Am looking to purchase a couple of parts for my 1999 Autosleeper Pollensa (Peugeot Boxer chassis)

Namely: 
the safety net for the overcab bed ;
Mats for the body of the van (under the diner area etc)
and the shaped mat for the shower room. 

Does anyone have a contact for these parts?
I understand the shower mats may not be in production anymore so second hand would be fine and that the netting thingy for the overcab bed is in the form of some kind of cassette doo-dah?? 

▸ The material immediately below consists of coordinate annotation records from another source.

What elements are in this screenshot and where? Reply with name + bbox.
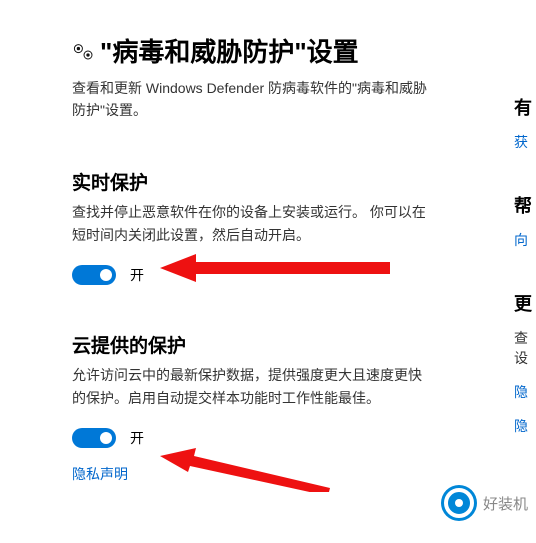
right-link[interactable]: 获: [514, 132, 536, 152]
privacy-link[interactable]: 隐私声明: [72, 464, 128, 484]
right-column: 有 获 帮 向 更 查 设 隐 隐: [514, 94, 536, 476]
right-text: 设: [514, 348, 536, 368]
right-link[interactable]: 向: [514, 230, 536, 250]
watermark: 好装机: [441, 485, 528, 521]
realtime-toggle-label: 开: [130, 265, 144, 285]
watermark-logo-icon: [441, 485, 477, 521]
cloud-toggle-label: 开: [130, 428, 144, 448]
cloud-toggle[interactable]: [72, 428, 116, 448]
right-heading: 帮: [514, 192, 536, 218]
section-realtime: 实时保护 查找并停止恶意软件在你的设备上安装或运行。 你可以在短时间内关闭此设置…: [72, 168, 508, 285]
cloud-desc: 允许访问云中的最新保护数据，提供强度更大且速度更快的保护。启用自动提交样本功能时…: [72, 364, 432, 410]
watermark-text: 好装机: [483, 493, 528, 514]
page-description: 查看和更新 Windows Defender 防病毒软件的"病毒和威胁防护"设置…: [72, 77, 432, 122]
right-heading: 更: [514, 290, 536, 316]
gear-icon: [72, 40, 96, 62]
realtime-toggle[interactable]: [72, 265, 116, 285]
right-text: 查: [514, 328, 536, 348]
realtime-title: 实时保护: [72, 168, 508, 195]
right-heading: 有: [514, 94, 536, 120]
section-cloud: 云提供的保护 允许访问云中的最新保护数据，提供强度更大且速度更快的保护。启用自动…: [72, 331, 508, 484]
cloud-title: 云提供的保护: [72, 331, 508, 358]
page-title: "病毒和威胁防护"设置: [100, 32, 359, 69]
realtime-desc: 查找并停止恶意软件在你的设备上安装或运行。 你可以在短时间内关闭此设置，然后自动…: [72, 201, 432, 247]
right-link[interactable]: 隐: [514, 416, 536, 436]
right-link[interactable]: 隐: [514, 382, 536, 402]
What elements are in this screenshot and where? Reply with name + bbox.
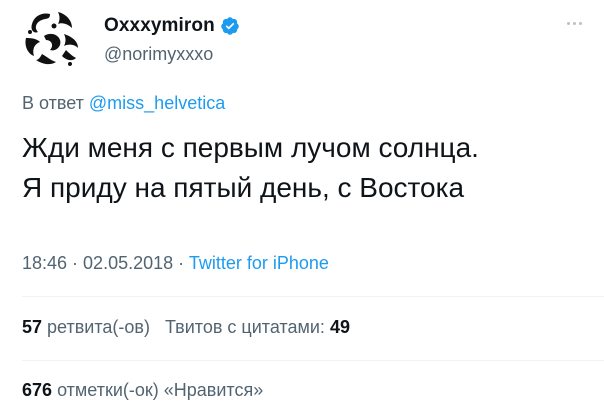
tweet-card: Oxxxymiron @norimyxxxo В ответ @miss_hel… (0, 0, 604, 420)
author-name-row[interactable]: Oxxxymiron (104, 14, 240, 38)
author-handle[interactable]: @norimyxxxo (104, 44, 213, 65)
tweet-text: Жди меня с первым лучом солнца. Я приду … (22, 132, 479, 203)
likes-count: 676 (22, 380, 53, 400)
reply-mention-link[interactable]: @miss_helvetica (89, 93, 225, 113)
verified-badge-icon (220, 16, 240, 36)
dot (579, 22, 582, 25)
divider (22, 296, 604, 297)
tweet-date[interactable]: 02.05.2018 (83, 253, 173, 273)
reply-prefix: В ответ (22, 93, 84, 113)
retweets-count: 57 (22, 317, 43, 337)
likes-stat[interactable]: 676 отметки(-ок) «Нравится» (22, 380, 263, 401)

I'd also be keen to get some advice regarding an aerial for the van, have looked at the status aerials, are they the best? do they produce much drain on the battery? What's the alternatives?

Many thanks in advance.
BB


----------



## rosalan

Hi Busterbb
By far the best source for Autosleeper parts (and the dearest) are Autosleepers themselves. You should also try the Autosleepers Club where Baz Wellard is your man. They also supply from time to time, details of where parts may become available from company buy-ups.
Mats are available from suppliers (see back pages of MMM's) or go to any Motorhome show where everything is available; Peterborough being one of the best for these things and to answer all of your questions.
Alan


----------



## teljoy

busterbb said:


> Hi Guys.
> 
> Am looking to purchase a couple of parts for my 1999 Autosleeper Pollensa (Peugeot Boxer chassis)
> Many thanks in advance.
> BB


Autosleeper parts 01386 842630


----------



## dodger148

Having just had the interior of the van reconfigured I was dissapointed with the fit of the new carpet fitted by A-S
Some friends got a local carpet fitter to do theirs and were charged a fraction of the price that AS charged me and they got a better job.


----------